Abstract

Cet ouvrage, paru dans la jeune collection Sciences Religieuses des Presses de l’Université Laval, « s’attarde à présenter certains traits ou certaines formes de religiosités en les concevant comme des éléments de systèmes humains plus vastes » (3), et ce, par le biais de quatre essais. Deux s’avèrent des études de cas et présentent les résultats d’enquêtes. Les deux autres constituent des « travaux de réflexion » méthodologique et épistémologique.

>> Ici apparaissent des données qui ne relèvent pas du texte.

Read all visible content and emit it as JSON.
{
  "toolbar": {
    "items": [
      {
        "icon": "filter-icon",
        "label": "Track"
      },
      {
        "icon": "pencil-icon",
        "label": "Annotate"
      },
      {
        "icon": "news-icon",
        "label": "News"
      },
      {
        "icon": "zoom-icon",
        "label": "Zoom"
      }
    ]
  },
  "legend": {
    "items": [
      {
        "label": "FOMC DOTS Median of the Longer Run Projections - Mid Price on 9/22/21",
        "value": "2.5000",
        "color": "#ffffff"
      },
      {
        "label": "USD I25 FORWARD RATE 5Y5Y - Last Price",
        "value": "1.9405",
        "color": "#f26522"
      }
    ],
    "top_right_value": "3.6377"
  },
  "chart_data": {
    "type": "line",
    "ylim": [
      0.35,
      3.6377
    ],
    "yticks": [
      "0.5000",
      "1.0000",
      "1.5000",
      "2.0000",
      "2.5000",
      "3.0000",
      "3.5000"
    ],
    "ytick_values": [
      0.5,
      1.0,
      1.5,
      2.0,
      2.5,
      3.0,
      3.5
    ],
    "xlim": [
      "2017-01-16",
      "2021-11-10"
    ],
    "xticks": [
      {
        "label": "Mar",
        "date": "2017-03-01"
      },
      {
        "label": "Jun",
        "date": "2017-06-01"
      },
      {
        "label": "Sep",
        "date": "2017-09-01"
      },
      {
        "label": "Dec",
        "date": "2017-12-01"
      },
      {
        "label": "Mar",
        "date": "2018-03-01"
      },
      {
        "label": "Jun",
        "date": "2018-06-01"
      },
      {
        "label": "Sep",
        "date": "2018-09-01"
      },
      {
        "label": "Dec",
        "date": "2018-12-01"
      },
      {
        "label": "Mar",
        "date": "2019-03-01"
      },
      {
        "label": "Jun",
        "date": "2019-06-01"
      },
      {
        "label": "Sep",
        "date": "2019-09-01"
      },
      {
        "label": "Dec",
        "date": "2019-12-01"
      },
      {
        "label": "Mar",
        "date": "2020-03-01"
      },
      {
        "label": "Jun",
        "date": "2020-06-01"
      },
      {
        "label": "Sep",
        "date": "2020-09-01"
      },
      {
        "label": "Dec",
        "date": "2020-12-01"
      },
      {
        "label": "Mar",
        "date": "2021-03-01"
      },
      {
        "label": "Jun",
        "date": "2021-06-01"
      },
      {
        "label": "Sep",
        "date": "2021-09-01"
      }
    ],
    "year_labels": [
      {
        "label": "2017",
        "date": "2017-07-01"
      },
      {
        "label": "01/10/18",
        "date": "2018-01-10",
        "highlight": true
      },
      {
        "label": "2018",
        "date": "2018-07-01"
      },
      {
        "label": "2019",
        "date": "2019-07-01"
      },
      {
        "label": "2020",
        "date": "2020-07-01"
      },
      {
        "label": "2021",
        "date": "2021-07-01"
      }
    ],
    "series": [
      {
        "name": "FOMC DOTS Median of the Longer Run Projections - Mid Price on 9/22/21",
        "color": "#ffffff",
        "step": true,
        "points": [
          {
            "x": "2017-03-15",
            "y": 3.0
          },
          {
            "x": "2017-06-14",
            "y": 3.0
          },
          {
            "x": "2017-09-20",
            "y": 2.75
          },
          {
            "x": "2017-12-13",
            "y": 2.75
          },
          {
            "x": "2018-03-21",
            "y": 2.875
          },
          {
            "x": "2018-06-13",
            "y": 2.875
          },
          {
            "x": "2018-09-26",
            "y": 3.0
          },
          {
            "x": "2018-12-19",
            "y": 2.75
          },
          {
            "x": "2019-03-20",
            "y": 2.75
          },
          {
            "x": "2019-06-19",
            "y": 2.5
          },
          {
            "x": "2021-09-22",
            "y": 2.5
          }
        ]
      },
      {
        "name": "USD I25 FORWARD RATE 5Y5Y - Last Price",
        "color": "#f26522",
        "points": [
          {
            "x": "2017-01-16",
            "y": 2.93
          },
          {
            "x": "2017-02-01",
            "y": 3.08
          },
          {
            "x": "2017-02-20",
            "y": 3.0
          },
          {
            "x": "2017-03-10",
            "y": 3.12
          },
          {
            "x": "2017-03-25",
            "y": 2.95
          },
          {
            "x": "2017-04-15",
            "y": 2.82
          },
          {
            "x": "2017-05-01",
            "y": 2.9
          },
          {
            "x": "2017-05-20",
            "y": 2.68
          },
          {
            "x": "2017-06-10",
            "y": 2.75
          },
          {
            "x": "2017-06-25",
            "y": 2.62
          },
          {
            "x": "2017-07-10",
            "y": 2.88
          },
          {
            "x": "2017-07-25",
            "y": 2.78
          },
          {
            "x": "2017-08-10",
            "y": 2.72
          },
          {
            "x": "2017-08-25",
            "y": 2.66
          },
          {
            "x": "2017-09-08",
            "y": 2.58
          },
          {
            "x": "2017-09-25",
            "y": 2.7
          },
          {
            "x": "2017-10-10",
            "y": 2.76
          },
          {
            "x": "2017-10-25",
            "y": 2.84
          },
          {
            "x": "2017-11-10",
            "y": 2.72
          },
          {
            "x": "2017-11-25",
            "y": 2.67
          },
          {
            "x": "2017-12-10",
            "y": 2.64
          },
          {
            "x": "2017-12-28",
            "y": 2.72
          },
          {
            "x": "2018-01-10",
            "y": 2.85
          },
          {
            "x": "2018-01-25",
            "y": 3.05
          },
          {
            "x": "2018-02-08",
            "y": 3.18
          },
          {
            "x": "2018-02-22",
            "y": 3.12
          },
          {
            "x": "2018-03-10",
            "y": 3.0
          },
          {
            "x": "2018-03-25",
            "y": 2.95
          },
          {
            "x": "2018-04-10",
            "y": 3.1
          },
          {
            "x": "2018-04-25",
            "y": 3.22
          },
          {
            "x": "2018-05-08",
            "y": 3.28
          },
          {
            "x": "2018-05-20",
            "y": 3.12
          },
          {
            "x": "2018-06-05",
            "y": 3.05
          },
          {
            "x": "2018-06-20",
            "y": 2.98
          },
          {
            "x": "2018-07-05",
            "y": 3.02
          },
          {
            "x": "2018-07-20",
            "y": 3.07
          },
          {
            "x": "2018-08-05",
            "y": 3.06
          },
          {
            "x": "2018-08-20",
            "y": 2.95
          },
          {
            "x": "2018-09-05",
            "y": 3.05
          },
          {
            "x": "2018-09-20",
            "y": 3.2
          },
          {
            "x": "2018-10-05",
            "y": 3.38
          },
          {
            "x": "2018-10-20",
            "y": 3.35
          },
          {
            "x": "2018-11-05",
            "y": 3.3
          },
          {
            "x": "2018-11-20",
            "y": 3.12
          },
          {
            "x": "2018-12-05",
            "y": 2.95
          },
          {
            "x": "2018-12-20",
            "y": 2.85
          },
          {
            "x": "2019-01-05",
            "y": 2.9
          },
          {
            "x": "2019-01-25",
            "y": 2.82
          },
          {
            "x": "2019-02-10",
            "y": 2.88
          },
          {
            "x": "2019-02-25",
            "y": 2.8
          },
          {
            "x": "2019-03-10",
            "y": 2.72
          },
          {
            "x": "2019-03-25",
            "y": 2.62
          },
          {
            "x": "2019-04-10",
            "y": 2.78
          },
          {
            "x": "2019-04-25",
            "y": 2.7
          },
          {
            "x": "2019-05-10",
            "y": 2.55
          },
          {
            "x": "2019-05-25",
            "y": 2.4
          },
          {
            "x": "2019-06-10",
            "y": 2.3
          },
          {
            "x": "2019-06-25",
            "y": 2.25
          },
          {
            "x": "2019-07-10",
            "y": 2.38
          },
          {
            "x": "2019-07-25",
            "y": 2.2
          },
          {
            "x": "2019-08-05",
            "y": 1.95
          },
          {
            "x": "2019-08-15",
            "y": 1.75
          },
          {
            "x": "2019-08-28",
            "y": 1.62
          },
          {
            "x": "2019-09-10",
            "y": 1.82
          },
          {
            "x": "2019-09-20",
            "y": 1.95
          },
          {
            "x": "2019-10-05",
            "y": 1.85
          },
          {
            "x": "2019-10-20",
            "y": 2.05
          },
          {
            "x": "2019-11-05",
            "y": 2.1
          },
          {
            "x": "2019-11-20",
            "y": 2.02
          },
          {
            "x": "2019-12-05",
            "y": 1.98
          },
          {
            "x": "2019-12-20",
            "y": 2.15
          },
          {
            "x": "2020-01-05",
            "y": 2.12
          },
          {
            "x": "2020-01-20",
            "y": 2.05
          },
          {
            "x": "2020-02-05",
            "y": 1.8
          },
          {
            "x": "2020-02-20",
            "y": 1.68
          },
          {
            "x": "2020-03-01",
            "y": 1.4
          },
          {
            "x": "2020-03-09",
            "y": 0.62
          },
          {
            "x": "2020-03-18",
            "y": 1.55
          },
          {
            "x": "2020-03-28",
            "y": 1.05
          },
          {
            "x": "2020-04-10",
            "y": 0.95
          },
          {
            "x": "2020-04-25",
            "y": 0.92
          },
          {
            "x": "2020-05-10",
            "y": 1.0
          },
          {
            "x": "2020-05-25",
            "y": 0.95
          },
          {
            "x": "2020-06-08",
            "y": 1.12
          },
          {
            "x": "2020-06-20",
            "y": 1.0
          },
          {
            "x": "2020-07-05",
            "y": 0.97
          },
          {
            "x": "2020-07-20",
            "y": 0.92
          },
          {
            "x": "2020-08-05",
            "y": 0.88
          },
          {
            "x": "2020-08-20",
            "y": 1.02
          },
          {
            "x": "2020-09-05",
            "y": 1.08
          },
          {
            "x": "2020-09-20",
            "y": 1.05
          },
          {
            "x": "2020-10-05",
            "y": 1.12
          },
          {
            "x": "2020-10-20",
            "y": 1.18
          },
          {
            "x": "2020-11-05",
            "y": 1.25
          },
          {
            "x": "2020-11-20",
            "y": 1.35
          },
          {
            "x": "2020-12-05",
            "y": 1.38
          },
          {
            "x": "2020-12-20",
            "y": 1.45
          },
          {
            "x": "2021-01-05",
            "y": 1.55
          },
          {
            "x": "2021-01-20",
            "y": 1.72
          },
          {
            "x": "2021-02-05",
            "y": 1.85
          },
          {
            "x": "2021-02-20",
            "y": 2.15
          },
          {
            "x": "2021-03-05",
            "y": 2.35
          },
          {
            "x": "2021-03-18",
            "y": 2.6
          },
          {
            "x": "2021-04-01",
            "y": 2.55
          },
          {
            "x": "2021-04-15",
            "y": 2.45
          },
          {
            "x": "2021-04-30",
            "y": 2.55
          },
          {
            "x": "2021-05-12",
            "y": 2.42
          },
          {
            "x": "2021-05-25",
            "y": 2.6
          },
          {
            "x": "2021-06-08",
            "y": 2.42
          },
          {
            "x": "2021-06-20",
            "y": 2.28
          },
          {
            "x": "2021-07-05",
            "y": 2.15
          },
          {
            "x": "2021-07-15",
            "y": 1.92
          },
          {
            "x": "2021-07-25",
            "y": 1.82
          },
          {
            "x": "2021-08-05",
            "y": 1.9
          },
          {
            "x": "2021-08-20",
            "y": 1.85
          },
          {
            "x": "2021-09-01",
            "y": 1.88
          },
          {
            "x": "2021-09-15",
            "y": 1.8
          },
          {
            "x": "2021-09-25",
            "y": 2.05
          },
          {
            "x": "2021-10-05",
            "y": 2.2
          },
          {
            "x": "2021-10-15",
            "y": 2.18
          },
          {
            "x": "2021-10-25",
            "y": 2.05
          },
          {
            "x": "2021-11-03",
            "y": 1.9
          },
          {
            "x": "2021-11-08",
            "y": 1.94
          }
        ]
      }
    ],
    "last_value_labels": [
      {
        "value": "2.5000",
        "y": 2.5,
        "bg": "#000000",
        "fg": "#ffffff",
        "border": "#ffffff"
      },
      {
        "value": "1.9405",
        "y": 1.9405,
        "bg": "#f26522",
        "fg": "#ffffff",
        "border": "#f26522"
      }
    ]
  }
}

Les objectifs pédagogiques de l’auteur sont clairs, mais généraux. À n'en point douter, ce dernier s’adresse aux néophytes, puisque l’ensemble pourrait s’avérer un manuel dédié à un cours d’introduction à l’anthropologie religieuse. C’est évident dès l’ouverture, où les lieux communs, les références aux grands classiques (Evans-Pritchard, Durkheim, Bastide, Taylor et autres vieux bonzes) et les conceptions plutôt datées abondent. D’ailleurs, la présentation de la discipline dans le milieu académique est une citation de Lévi-Strauss qui remonte à 1958. Certes, il importe de connaître l’histoire de l’anthropologie, mais quelques mots sur sa contemporanéité auraient permis de montrer que les choses ont changé depuis son apparition dans les cercles universitaires. Or, sous la plume de Legault-Laberge, l’anthropologie est toujours une science d’hommes blancs qui observent des personnes dans des milieux « exotiques » et le religieux semble une affaire « mesurable ». Il faut dire que les définitions de la religion proviennent du droit et des statistiques, un choix légèrement problématique, mais assez représentatif de sa façon de travailler et/ou de voir le monde, soit en positiviste. Ainsi, les deux premières études prennent la forme de rapports ou de démonstrations, avec discussion finale, comme en psychologie et autres sciences appliquées. La sacro-sainte objectivité, souvent évoquée et manifestement valorisée, trône en reine dans les angles morts de l’auteur, et ce, malgré ses fréquentes remises en question. Ce biais, qui peut expliquer partiellement sa posture, n’en soulève pas moins maintes interrogations, surtout quand l’auteur affirme que plusieurs personnes sur un même terrain ne verront pas la même chose et que les expériences ne peuvent conséquemment pas être reproduites. Il appert qu’un soupçon de psychanalyse, de critique féministe ou matérialiste, de même qu’une sensibilité aux études postcoloniales aurait peut-être permis de tuer « les pères » et d’être davantage dans l’actualité, sinon dans l’innovation.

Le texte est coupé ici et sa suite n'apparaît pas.